Kate Yavenditti: "The community does not trust the police, nor does it trust the citizens' review board."
A group of activists led by Women Occupy San Diego submitted a draft ballot proposal to the City of San Diego that they hope will lead to an overhaul of the Citizens Review Board on Police Practices, an oversight body tasked with handling police complaints.
"The community does not trust the police, nor does it trust the citizens' review board, and we need to change that," said Women Occupy leader Kate Yavenditti at a press conference before the group filed its proposal with the city clerk on January 5. "We believe the proposal we've drafted will tremendously help relations between the community and the police."
One of the largest changes would be in how members of the board are selected. Currently its 24 members are chosen by the mayor's office, but under the new plan the board would consist of 27 members, with three selected by each of the city's nine councilmembers.

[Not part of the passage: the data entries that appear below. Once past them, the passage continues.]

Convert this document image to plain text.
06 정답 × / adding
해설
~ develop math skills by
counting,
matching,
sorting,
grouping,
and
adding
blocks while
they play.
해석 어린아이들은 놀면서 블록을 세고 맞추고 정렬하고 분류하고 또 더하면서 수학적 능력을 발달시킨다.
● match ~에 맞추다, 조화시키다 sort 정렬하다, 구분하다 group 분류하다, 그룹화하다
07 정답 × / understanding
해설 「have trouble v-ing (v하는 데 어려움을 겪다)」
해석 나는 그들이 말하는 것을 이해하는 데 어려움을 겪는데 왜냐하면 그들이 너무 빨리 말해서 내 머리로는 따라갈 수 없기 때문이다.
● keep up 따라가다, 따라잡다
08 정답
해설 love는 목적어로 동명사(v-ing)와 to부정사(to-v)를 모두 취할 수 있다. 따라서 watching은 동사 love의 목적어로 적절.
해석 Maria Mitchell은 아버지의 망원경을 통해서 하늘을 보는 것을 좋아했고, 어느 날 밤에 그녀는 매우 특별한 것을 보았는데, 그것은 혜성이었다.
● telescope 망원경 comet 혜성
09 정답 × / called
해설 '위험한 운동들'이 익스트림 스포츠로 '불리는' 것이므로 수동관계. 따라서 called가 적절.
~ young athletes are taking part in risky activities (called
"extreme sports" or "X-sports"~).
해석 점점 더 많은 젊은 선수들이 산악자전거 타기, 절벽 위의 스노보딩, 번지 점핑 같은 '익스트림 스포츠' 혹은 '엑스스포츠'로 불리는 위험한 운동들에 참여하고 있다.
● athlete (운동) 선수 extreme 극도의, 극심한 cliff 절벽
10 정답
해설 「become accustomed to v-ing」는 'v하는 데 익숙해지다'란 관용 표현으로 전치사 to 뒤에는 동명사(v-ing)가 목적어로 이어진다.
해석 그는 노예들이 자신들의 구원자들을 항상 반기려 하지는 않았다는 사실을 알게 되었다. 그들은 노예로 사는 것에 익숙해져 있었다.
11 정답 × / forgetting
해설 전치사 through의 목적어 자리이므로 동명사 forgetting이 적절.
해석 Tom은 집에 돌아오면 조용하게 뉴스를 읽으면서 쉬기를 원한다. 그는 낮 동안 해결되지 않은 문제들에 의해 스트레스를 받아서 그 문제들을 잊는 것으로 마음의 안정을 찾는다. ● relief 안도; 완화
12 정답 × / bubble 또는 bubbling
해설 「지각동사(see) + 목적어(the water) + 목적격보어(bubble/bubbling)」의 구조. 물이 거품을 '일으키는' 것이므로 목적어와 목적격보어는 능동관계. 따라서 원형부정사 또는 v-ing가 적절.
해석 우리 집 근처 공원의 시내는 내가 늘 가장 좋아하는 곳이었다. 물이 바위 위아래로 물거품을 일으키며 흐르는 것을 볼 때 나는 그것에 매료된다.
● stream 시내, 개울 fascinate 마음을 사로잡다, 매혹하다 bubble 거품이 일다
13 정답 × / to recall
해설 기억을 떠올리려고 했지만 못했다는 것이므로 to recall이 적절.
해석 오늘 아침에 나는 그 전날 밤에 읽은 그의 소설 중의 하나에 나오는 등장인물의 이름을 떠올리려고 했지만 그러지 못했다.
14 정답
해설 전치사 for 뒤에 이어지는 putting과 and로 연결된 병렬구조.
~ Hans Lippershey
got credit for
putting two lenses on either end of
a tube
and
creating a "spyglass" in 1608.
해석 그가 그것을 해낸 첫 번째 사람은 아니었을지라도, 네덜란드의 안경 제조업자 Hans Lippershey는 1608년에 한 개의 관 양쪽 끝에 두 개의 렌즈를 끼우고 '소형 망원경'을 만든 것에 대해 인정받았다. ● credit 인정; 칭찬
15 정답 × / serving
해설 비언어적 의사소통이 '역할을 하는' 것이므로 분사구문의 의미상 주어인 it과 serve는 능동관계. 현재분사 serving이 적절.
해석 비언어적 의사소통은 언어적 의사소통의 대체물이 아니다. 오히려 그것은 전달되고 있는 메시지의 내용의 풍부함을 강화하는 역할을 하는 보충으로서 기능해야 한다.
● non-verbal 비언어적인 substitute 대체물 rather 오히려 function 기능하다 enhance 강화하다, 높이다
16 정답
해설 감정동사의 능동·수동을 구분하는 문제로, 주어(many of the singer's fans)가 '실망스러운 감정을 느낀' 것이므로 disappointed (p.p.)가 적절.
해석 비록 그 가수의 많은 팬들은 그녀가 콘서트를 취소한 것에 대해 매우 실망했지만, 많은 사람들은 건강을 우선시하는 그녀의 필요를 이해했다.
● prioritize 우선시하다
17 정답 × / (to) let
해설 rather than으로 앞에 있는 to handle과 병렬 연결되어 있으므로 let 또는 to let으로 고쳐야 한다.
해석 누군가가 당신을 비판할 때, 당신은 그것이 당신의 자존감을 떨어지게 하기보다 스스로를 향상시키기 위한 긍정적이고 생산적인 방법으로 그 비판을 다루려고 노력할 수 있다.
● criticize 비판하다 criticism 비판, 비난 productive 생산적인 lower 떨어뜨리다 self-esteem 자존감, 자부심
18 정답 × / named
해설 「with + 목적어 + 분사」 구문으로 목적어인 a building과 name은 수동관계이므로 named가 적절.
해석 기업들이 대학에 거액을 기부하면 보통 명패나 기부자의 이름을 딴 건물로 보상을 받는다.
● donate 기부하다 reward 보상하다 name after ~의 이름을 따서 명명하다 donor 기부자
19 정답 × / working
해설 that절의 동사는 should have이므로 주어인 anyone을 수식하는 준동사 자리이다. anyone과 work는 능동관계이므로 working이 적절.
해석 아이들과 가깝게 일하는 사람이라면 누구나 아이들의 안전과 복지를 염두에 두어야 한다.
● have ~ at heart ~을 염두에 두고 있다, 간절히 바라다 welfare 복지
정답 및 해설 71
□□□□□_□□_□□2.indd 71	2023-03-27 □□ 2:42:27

The group says this change is needed to better reflect the diversity of San Diego as a whole and combat perceptions that lower-income districts are unrepresented on the current board.
Proponents of the new measure also seek to block police representatives from attending and attempting to influence boardmembers during sessions in which complaints are being considered, and to install independent legal counsel to replace city attorney staff, which currently provides legal advice.
"There's clearly a conflict of interest in [the city attorney advising the board]," says Yavenditti, noting that the same office that advises on the validity of complaints is tasked with defending the city against claims that arise from them. "The city attorney's interest is in reducing liability for the city. They don't want lawsuits or sustained complaints."
After meeting with city-council members and staffers regarding their demands, Women Occupy reached the conclusion that an amendment to the city's charter was necessary in order to implement the proposed changes. Rather than gathering signatures to force the measure onto November's ballot, they instead submitted the proposal for consideration by the council, which can still decide to do so. January 5 was the last day for such suggested ballot initiatives to be presented.